Chaque année au Québec, des centaines de personnes, pour la plupart des jeunes femmes, sont victimes de violences sexuelles dans le cadre de leur travail.

Pour obtenir justice, elles doivent mobiliser les recours existant en droit du travail, lesquels sont mal adaptés aux particularités des violences sexuelles et ne répondent pas aux besoins des victimes. À l’instar des réformes apportées en droit criminel et du Tribunal spécialisé récemment mis sur pied en droit pénal au Québec, il faut de toute urgence réformer le droit du travail pour mieux protéger les personnes victimes de violences sexuelles.
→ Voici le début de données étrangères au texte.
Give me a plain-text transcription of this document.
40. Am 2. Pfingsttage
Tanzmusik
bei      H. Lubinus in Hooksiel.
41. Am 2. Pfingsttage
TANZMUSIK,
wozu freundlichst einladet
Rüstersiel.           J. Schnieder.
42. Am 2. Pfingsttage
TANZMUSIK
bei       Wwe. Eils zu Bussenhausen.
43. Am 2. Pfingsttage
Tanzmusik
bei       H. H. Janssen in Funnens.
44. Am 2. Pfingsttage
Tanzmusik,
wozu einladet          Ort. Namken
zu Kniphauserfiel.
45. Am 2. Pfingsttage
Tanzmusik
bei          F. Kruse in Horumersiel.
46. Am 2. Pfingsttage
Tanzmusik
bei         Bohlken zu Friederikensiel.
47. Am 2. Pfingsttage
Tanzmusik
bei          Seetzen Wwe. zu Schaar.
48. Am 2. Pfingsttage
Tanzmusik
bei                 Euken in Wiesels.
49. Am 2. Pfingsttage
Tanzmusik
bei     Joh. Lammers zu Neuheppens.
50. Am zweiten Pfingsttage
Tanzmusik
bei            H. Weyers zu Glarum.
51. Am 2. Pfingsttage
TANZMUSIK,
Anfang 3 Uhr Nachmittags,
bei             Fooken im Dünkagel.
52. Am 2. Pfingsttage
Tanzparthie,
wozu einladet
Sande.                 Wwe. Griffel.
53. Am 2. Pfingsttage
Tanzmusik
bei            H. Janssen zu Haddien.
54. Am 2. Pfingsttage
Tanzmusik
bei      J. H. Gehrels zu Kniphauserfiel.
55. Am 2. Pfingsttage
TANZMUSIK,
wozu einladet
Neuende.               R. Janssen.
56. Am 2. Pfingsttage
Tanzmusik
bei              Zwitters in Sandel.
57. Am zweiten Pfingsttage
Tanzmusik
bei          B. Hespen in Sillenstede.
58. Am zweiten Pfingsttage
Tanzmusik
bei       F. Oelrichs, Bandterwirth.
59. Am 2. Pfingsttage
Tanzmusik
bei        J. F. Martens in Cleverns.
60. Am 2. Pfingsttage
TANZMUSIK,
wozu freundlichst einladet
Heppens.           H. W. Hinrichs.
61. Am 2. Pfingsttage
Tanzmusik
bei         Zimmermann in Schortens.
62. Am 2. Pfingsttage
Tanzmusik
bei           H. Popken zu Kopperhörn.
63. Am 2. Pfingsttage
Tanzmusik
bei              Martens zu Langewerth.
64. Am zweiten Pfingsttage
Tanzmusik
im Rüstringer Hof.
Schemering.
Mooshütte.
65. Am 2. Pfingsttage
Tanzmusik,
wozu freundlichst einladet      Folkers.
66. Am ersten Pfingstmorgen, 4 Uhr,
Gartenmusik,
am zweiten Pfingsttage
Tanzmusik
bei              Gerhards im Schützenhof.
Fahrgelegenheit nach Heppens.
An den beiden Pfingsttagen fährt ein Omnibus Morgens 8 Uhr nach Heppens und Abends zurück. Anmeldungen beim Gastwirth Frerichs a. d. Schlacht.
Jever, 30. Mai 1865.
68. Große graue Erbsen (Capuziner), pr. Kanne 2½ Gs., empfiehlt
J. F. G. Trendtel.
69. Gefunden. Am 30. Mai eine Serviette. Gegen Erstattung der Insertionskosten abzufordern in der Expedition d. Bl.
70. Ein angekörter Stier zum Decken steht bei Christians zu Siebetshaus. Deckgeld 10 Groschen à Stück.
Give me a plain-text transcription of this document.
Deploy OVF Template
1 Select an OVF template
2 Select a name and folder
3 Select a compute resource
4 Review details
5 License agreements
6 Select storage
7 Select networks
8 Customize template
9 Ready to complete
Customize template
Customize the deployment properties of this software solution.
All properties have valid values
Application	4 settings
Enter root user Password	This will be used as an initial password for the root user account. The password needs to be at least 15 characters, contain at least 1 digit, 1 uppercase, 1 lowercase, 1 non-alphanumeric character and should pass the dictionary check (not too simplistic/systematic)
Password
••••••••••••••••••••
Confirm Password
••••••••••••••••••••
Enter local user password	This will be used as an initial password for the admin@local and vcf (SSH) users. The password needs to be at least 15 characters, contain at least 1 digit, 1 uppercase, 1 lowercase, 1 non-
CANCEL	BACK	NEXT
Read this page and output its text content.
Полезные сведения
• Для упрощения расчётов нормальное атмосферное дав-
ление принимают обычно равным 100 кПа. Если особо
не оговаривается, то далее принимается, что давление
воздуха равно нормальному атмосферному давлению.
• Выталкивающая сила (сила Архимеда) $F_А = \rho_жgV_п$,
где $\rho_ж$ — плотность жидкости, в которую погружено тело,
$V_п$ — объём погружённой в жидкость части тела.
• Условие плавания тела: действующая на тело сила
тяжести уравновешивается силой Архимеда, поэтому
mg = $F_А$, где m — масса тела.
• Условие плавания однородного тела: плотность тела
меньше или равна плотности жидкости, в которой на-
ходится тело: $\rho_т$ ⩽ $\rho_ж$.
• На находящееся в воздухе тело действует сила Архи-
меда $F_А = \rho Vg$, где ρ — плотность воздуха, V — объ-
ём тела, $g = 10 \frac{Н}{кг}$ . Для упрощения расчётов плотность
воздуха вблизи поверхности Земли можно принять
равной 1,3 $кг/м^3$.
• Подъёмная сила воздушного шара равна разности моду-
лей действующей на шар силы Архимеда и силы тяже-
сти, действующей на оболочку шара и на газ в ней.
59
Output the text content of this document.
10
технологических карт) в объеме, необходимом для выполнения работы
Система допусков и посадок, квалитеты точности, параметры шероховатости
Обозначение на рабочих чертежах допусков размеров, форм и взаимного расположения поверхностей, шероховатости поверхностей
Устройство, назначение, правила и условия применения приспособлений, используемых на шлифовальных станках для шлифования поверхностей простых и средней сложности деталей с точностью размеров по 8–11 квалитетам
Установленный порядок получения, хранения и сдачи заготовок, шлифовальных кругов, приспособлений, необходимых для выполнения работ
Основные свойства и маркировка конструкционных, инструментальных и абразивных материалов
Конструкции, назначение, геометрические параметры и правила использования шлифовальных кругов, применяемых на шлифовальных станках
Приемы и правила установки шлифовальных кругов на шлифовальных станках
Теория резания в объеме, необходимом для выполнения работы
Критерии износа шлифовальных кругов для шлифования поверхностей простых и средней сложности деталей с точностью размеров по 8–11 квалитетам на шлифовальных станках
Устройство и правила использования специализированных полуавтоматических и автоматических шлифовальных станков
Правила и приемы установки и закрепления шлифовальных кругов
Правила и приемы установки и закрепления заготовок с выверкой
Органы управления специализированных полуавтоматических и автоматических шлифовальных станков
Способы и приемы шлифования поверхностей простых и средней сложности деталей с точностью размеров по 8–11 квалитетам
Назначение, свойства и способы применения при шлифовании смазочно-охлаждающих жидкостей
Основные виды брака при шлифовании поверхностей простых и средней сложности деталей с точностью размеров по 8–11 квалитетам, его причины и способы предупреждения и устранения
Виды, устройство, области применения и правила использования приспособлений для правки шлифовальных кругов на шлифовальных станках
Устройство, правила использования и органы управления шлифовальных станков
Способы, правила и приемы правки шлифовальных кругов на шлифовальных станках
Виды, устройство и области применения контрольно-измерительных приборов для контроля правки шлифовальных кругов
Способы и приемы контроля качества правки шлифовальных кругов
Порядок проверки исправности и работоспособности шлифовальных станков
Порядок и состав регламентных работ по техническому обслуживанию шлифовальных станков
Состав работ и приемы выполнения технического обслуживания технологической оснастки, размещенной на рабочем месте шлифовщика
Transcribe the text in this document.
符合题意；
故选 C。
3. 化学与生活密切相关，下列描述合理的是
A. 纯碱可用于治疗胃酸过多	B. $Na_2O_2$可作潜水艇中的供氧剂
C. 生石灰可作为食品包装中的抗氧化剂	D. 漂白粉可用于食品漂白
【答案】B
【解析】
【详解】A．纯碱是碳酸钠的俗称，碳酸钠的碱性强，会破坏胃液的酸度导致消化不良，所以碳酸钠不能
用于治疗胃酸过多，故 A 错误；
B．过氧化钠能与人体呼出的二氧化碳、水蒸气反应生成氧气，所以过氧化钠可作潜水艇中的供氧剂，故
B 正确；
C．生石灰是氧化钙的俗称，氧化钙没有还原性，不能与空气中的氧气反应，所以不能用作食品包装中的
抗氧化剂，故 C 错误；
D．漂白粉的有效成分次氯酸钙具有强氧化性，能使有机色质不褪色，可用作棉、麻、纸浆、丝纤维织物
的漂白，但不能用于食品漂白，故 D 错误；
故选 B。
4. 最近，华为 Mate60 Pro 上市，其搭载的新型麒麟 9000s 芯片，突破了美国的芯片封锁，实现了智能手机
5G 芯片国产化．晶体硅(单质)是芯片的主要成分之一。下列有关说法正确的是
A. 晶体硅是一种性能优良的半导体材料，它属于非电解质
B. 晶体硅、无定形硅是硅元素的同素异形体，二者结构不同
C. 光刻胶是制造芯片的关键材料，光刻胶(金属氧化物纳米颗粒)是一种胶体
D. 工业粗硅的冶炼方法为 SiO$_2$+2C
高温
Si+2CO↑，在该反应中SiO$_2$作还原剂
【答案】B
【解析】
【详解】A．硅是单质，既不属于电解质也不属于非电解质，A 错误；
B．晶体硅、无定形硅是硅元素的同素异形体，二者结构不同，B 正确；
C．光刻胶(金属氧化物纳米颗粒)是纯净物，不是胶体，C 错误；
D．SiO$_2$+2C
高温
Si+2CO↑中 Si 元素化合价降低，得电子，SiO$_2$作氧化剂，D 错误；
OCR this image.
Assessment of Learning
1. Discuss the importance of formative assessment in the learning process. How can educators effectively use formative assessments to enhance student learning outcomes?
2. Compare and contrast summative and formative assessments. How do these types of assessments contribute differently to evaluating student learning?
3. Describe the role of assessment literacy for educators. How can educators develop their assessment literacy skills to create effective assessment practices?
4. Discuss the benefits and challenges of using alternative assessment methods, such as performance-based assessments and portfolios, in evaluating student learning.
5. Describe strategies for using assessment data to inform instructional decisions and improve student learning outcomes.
Nommé par le ministre du Travail en février 2022, le Comité chargé d’analyser les recours en matière de harcèlement sexuel et d’agression à caractère sexuel au travail a examiné près de 700 dossiers à la Commission des normes, de l’équité, de la santé et de la sécurité du travail (CNESST), soit 477 réclamations pour lésion professionnelle (2017-2021), 125 plaintes pour harcèlement psychologique à caractère sexuel (2021) et 77 demandes d’intervention par la CNESST en matière de prévention de la violence à caractère sexuel (2016-2022).

Des constats consternants et choquants

À l’issue de l’analyse de ces dossiers, nous avons fait des constats aussi consternants que choquants. Premièrement, au niveau de la preuve, la CNESST impose parfois des exigences plus grandes qu’en droit criminel pour les personnes victimes qui déposent une réclamation pour lésion professionnelle. Deuxièmement, certains règlements de plaintes pour harcèlement psychologique à caractère sexuel impliquent le versement de montants dérisoires aux personnes victimes mineures qui allèguent pourtant des faits gravissimes. Troisièmement, il arrive que la Division de la prévention de la CNESST mette fin à son intervention dès lors que la personne victime quitte son emploi, laissant harceleurs et agresseurs continuer à sévir en toute impunité dans les milieux de travail.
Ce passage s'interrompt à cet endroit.